Induction can’t be used to truly know anything. But where does that leave us? All that’s left to know is what little can be deduced—except there’s a problem with that, too. To make any deduction work, agreements need to be made about the rules that it uses. These rules must either be reasoned (the flaws in which have already been demonstrated), or postulated. Postulates are, in essence, the things that we agree upon without justification so that everything can work. For example, the most fundamental rules of math and logic are postulates; if A implies B, and B implies C, then A implies C. It’s very intuitive, and it would be hard to imagine it working differently, but it also doesn’t come from any reasoning. The problem is, postulates are inherently unjustified. Not only that, but they can and have been challenged to great effect. The Greek mathematician Euclid, often referred to as the father of geometry, proposed a set of postulates that, for over a millennium, served as the basis for essentially all planar geometry.
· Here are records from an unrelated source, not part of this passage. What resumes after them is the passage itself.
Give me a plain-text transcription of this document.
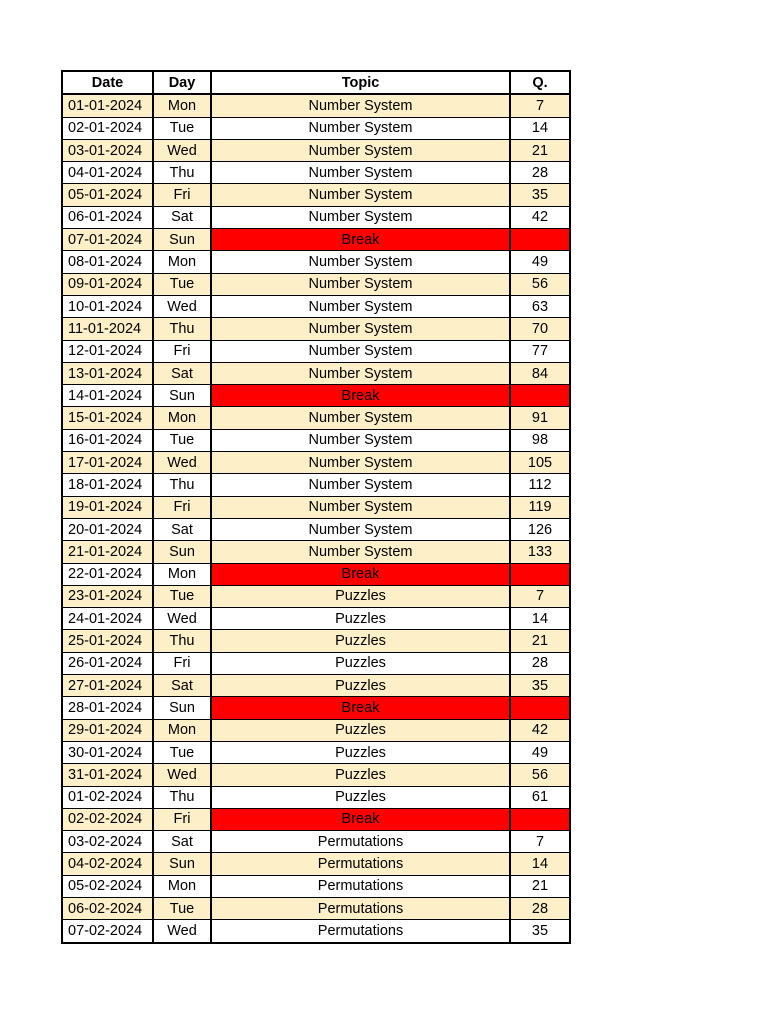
Date	Day	Topic	Q.
01-01-2024	Mon	Number System	7
02-01-2024	Tue	Number System	14
03-01-2024	Wed	Number System	21
04-01-2024	Thu	Number System	28
05-01-2024	Fri	Number System	35
06-01-2024	Sat	Number System	42
07-01-2024	Sun	Break	
08-01-2024	Mon	Number System	49
09-01-2024	Tue	Number System	56
10-01-2024	Wed	Number System	63
11-01-2024	Thu	Number System	70
12-01-2024	Fri	Number System	77
13-01-2024	Sat	Number System	84
14-01-2024	Sun	Break	
15-01-2024	Mon	Number System	91
16-01-2024	Tue	Number System	98
17-01-2024	Wed	Number System	105
18-01-2024	Thu	Number System	112
19-01-2024	Fri	Number System	119
20-01-2024	Sat	Number System	126
21-01-2024	Sun	Number System	133
22-01-2024	Mon	Break	
23-01-2024	Tue	Puzzles	7
24-01-2024	Wed	Puzzles	14
25-01-2024	Thu	Puzzles	21
26-01-2024	Fri	Puzzles	28
27-01-2024	Sat	Puzzles	35
28-01-2024	Sun	Break	
29-01-2024	Mon	Puzzles	42
30-01-2024	Tue	Puzzles	49
31-01-2024	Wed	Puzzles	56
01-02-2024	Thu	Puzzles	61
02-02-2024	Fri	Break	
03-02-2024	Sat	Permutations	7
04-02-2024	Sun	Permutations	14
05-02-2024	Mon	Permutations	21
06-02-2024	Tue	Permutations	28
07-02-2024	Wed	Permutations	35
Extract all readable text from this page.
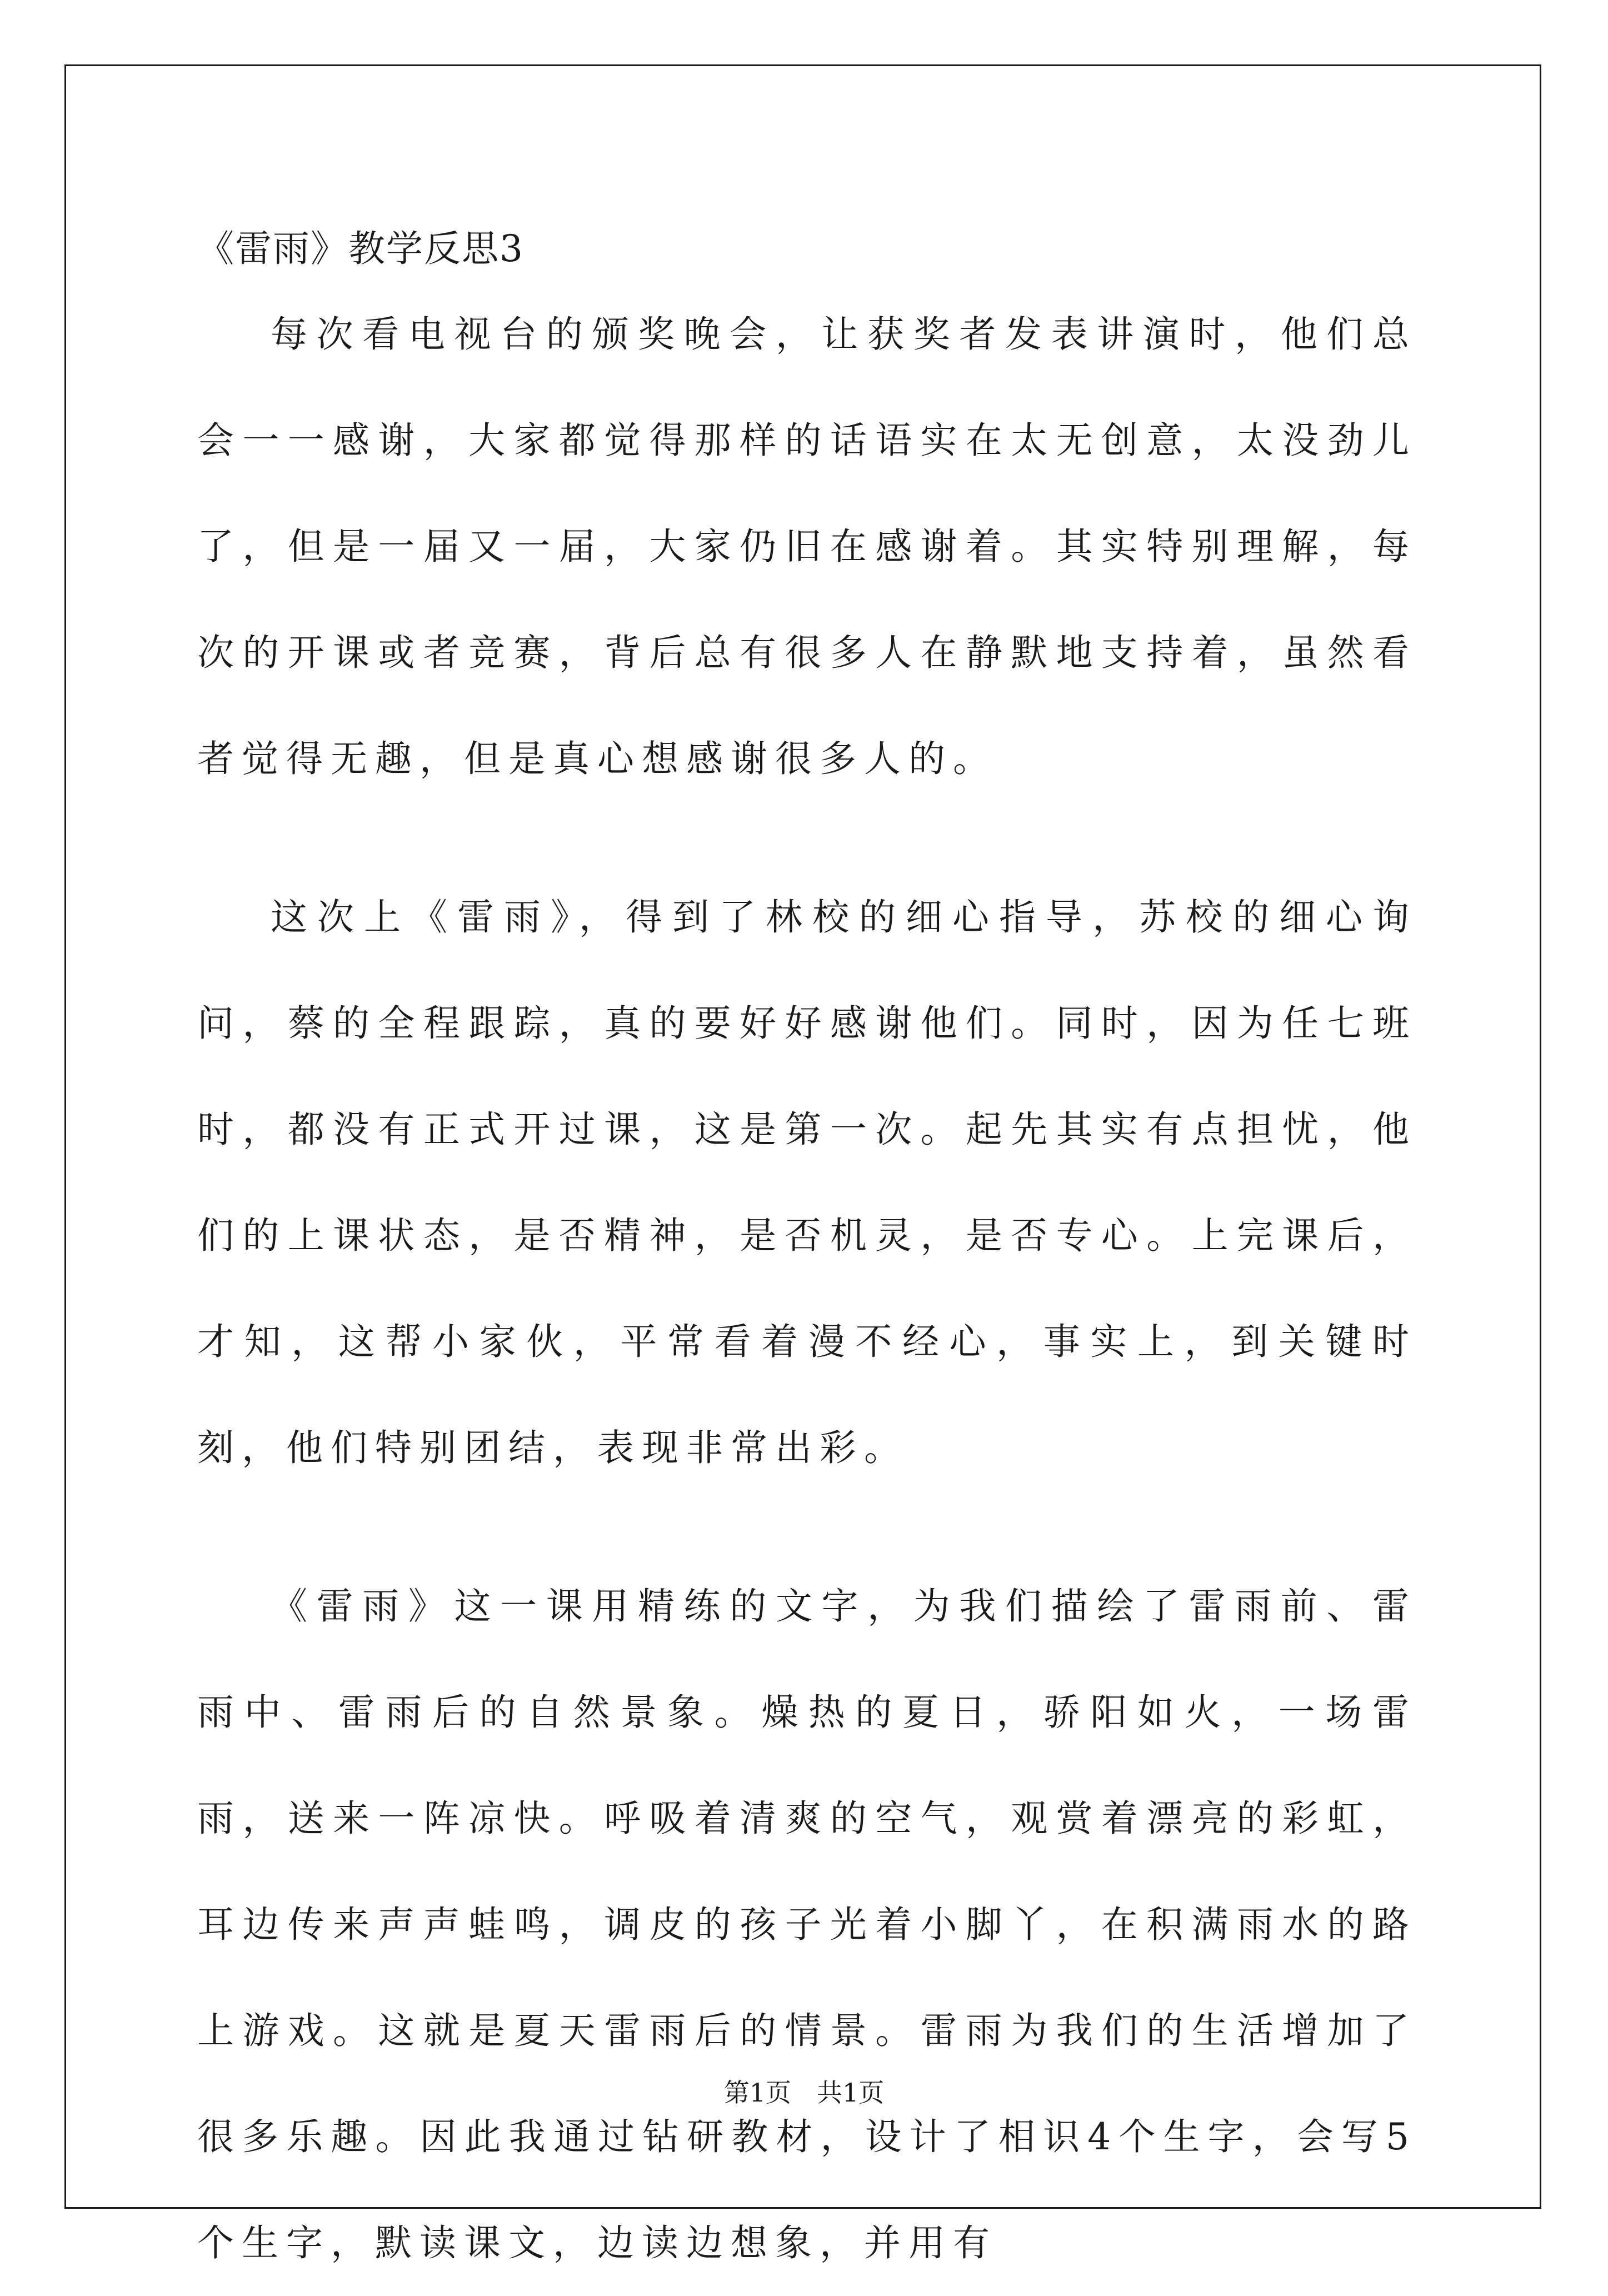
《雷雨》教学反思3

每次看电视台的颁奖晚会，让获奖者发表讲演时，他们总会一一感谢，大家都觉得那样的话语实在太无创意，太没劲儿了，但是一届又一届，大家仍旧在感谢着。其实特别理解，每次的开课或者竞赛，背后总有很多人在静默地支持着，虽然看者觉得无趣，但是真心想感谢很多人的。

这次上《雷雨》，得到了林校的细心指导，苏校的细心询问，蔡的全程跟踪，真的要好好感谢他们。同时，因为任七班时，都没有正式开过课，这是第一次。起先其实有点担忧，他们的上课状态，是否精神，是否机灵，是否专心。上完课后，才知，这帮小家伙，平常看着漫不经心，事实上，到关键时刻，他们特别团结，表现非常出彩。

《雷雨》这一课用精练的文字，为我们描绘了雷雨前、雷雨中、雷雨后的自然景象。燥热的夏日，骄阳如火，一场雷雨，送来一阵凉快。呼吸着清爽的空气，观赏着漂亮的彩虹，耳边传来声声蛙鸣，调皮的孩子光着小脚丫，在积满雨水的路上游戏。这就是夏天雷雨后的情景。雷雨为我们的生活增加了很多乐趣。因此我通过钻研教材，设计了相识4个生字，会写5个生字，默读课文，边读边想象，并用有

第1页　共1页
But in the last couple of centuries, Non-Euclidean geometry—that is, geometry that intentionally breaks Euclid’s postulates—has found an important use. It becomes necessary when doing math on two-dimensional planes that have been curved throughout three-dimensional space, or three-dimensional spaces curved in four-dimensional space (more or less how Einstein got to relativistic physics). The thing is, even if you challenge postulates, you still need postulates to support the challenge; and ultimately, it’s postulates all the way down. Because of this, deduction is also ineffective as a way to gain knowledge.

We can probably never truly know anything. Does that matter? If we can’t know anything, why not live your life as though the only things that are true are those that are most convenient to you, or adopt a philosophy such as solipsism, the idea that you are the only being to actually exist? There’s actually a really simple argument against solipsism, and it has nothing to do with whether or not to believe it. If you spend your life treating other people as though they don’t exist, and you’re wrong, the moral repercussions are a lot worse than if you spend your life treating people as though they do exist, and end up being wrong. While solipsism isn’t realistically a conclusion that you would come to from the inability to know, I bring it up because the argument is really similar. Although we can’t know, we still need induction and deduction. Without them, we couldn’t function; we would have no way of knowing that each day would look roughly the same as the last, and we could never make decisions except by completely arbitrary means. It would be impossible and nonsensical to fully renounce all reasoning, and it’s not what we should be aiming for anyway. If you were to try, it would more likely end up being a justification for renouncing only the reasoning that you dislike; just recognizing all of the reasoning that you already use would be pretty much impossible, so it would be an argument irrationally weighted in your favor. Like in the argument against solipsism, while it might lead to the best life for you, if you’re wrong, the moral repercussions branch out beyond you.

There’s one final point that needs to be addressed here, and that is the distinction between knowledge and understanding. To know something is definitive: that thing is exactly as I know it to be and works exactly as I know it to work. Understanding can be more fluid. It can be the culmination of observation, and represent ambiguity, and evolve with time as information and situations change. When I gave science as an example of induction, it was not to say that our inability to achieve true knowledge renders it worthless; if anything, the opposite. Science has never claimed to know, only sought to understand. In the absence of knowledge, understanding is the most valuable thing that we have.